Tuesday 23rd of September 2008, 01:22:51 am
A while ago I wrote a TeX package for automatically adding font markup to a multilingual text, or more specifically a multi-unicode-block text, so that I could simply write my Japanese grammar book in English and Japanese, without having to manually add font codes every time I used them together. Because I needed to do low level character bytecode evaluation, I ended up writing in for PerlTeX, which is just a perl wrapper for 'whichever flavour or tex you are using" (it literally wraps whatever TeX engine you use in a perl thread, and intercepts piped data), and more specifically for the XeTeX version of TeX. XeTeX is basically TeX dragged into the 21th century by expecting all its input to be in utf8 encoding, and being able to work with unicode in general. This unlike plain TeX, which was designed during an era when internationalisation was a non-issue.

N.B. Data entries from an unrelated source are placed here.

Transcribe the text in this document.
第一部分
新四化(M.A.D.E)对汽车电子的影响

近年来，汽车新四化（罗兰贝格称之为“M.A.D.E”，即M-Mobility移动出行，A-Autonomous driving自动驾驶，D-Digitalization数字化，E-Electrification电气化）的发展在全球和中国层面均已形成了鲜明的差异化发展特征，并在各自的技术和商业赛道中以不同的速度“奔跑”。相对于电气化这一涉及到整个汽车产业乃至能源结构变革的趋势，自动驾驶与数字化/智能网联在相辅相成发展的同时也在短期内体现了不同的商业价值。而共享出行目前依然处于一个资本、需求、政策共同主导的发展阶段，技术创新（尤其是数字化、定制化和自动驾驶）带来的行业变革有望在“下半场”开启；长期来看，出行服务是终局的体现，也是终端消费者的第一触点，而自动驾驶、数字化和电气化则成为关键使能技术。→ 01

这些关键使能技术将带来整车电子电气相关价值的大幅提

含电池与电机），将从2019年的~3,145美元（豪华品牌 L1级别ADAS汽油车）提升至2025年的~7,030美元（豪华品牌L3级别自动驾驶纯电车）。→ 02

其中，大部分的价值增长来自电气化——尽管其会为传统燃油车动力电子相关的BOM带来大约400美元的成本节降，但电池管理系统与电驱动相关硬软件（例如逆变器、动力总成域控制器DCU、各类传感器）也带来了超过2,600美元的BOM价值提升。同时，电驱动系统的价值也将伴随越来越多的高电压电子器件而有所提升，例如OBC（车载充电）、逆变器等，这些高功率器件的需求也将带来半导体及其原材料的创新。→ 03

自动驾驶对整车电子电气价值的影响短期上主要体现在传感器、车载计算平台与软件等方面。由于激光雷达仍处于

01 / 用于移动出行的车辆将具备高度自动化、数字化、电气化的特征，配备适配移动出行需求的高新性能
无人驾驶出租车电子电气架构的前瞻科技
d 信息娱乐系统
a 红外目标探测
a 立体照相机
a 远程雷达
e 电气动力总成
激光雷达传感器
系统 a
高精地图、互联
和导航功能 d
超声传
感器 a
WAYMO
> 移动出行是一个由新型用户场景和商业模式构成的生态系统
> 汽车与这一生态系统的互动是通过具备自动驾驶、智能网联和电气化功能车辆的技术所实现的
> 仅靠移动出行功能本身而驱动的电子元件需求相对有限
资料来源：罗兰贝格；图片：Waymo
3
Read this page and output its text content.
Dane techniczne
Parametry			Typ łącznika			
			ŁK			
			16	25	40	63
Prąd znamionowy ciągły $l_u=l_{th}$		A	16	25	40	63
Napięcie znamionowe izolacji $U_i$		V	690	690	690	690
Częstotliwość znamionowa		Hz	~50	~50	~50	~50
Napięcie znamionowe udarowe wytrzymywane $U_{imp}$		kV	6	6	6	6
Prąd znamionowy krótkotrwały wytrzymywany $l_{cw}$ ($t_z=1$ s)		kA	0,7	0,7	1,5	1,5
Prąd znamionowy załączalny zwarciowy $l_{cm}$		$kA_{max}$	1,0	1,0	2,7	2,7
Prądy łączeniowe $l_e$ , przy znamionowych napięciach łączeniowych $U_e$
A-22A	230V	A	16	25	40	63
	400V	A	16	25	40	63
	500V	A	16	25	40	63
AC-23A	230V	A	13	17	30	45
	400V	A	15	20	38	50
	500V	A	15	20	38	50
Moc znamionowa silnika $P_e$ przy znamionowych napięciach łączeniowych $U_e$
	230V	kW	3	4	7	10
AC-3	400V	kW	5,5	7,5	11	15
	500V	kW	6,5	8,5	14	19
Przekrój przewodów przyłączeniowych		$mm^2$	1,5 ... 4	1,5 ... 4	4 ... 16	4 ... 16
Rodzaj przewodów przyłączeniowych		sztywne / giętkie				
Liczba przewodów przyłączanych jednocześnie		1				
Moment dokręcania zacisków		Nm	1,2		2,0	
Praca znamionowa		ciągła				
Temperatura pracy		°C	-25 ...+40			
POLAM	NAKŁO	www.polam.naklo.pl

This package has its own web page, which is found here, and if you have any good ideas on porting it to a genuine flavour of unicode enabled TeX rather than relying on Perl, do let me know - I would prefer to not be dependent on external technology.
I know, they are trying to migrate PDFTeX to LuaTeX, which would be pretty good because it would give access to a uniform 8-bit clean programming language from within TeX, but that has two problems:
1) Lua is 8-bit clean. That means it does not understand the concept of 'unicode string', or even 'character'. It only knows about byte strings. This is very last century, and means the LuaTeX people will probably have had fun, and will have some more, getting Lua to understand the idea that text consists of a series of glyphs, not bytes.
More importantly though, 2) LuaTeX is not slated for any form of public release until 2010. Technological advances are a slow thing.